Reading this was like a punch to the gut. If you’re in a relationship with a Self-Sabotaging Daughter, your life will be constant misery. They instigate constant drama, they abuse drugs and alcohol, they threaten and attempt suicide; they do everything in their power to infect you with their unhappiness. And as McBride discusses in her chapter on the kinds of men that daughters of narcissistic mothers end up, they gravitate towards those who will abuse them the same way their moms did:
Many times the adult daughter will choose a partner who can’t meet even reasonable emotional needs because she unconsciously wants someone who cannot be emotionally intimate or vulnerable. This is what is familiar to her and what she feels is safe and predictable. Until she enters recovery, she is not especially in touch with her own feelings and therefore needs to partner with someone who is not “into” the feelings realm either.
The narcissist and the codependent form a feedback loop of pain. Narcissists seek out prey to provide them with narcissistic supply; codependents offer themselves as prey. If you don’t treat a codependent in the predatory fashion that she expects, she’ll drive you to abuse her through her antics (much in the same way that BPD women will push their boyfriends/husbands to batter them) and reject you if you don’t conform.

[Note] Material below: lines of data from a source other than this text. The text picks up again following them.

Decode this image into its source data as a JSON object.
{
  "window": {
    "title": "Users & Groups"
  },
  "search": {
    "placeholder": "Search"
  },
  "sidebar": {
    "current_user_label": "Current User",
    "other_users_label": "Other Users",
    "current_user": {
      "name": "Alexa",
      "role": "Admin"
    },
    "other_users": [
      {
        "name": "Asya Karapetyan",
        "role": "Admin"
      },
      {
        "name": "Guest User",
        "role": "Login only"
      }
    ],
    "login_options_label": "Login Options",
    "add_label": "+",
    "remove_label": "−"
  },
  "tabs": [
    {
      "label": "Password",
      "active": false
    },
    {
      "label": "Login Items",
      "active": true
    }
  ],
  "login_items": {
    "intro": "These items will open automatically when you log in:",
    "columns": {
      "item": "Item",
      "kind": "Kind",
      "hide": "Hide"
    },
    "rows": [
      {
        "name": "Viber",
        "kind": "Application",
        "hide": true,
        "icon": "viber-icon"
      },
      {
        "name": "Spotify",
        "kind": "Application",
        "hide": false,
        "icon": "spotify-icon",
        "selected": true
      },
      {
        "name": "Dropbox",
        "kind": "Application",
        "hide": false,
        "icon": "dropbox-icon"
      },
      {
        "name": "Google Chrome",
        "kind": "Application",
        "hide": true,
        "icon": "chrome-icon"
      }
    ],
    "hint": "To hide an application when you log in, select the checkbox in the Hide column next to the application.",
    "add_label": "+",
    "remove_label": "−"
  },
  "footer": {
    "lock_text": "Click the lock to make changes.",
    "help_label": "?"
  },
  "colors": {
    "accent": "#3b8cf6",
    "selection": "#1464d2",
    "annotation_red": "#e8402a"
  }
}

I realized that a big reason why these types of girls are attracted to me is because I give off narcissist vibes. However, I’m not a narcissist; I’m egomaniacal, though it’s easy to confuse the two. Because I’m incapable/unwilling to give these women the emotional roller coaster they expect, they eventually get bored and try to detonate the relationship. This is not to claim that I’m some kind of angel; I’ve done horrible things to women in the past, some of them unforgivable.
But at the end of the day, the only thing that can satisfy a codependent is a narcissist.
Can the daughters of narcissistic mothers be healed? Will I Ever Be Good Enough? says yes, but McBride also stresses that healing will only begin when the women themselves want it. As I learned a long time ago, trying to get people to mend their ways on your own never works; they have to want to change of their own volition. Trying to save women who don’t want to save themselves will always be a losing proposition.
There’s no point in helping people who insist on being self-destructive.
Overall, Will I Ever Be Good Enough? Healing the Daughters of Narcissistic Mothers is one of the most eye-opening books I’ve read all year. If you’re a woman suffering from maternal abuse, you need to read it, because no other psychology book will so thoroughly explain your plight and how to undo it. If you’re a man who is close to a woman who’s suffering from maternal abuse, you need to read it, because it will give you a roadmap to her mind.
Narcissism is one of the greatest maladies of our time. We need to fight it in any way we can.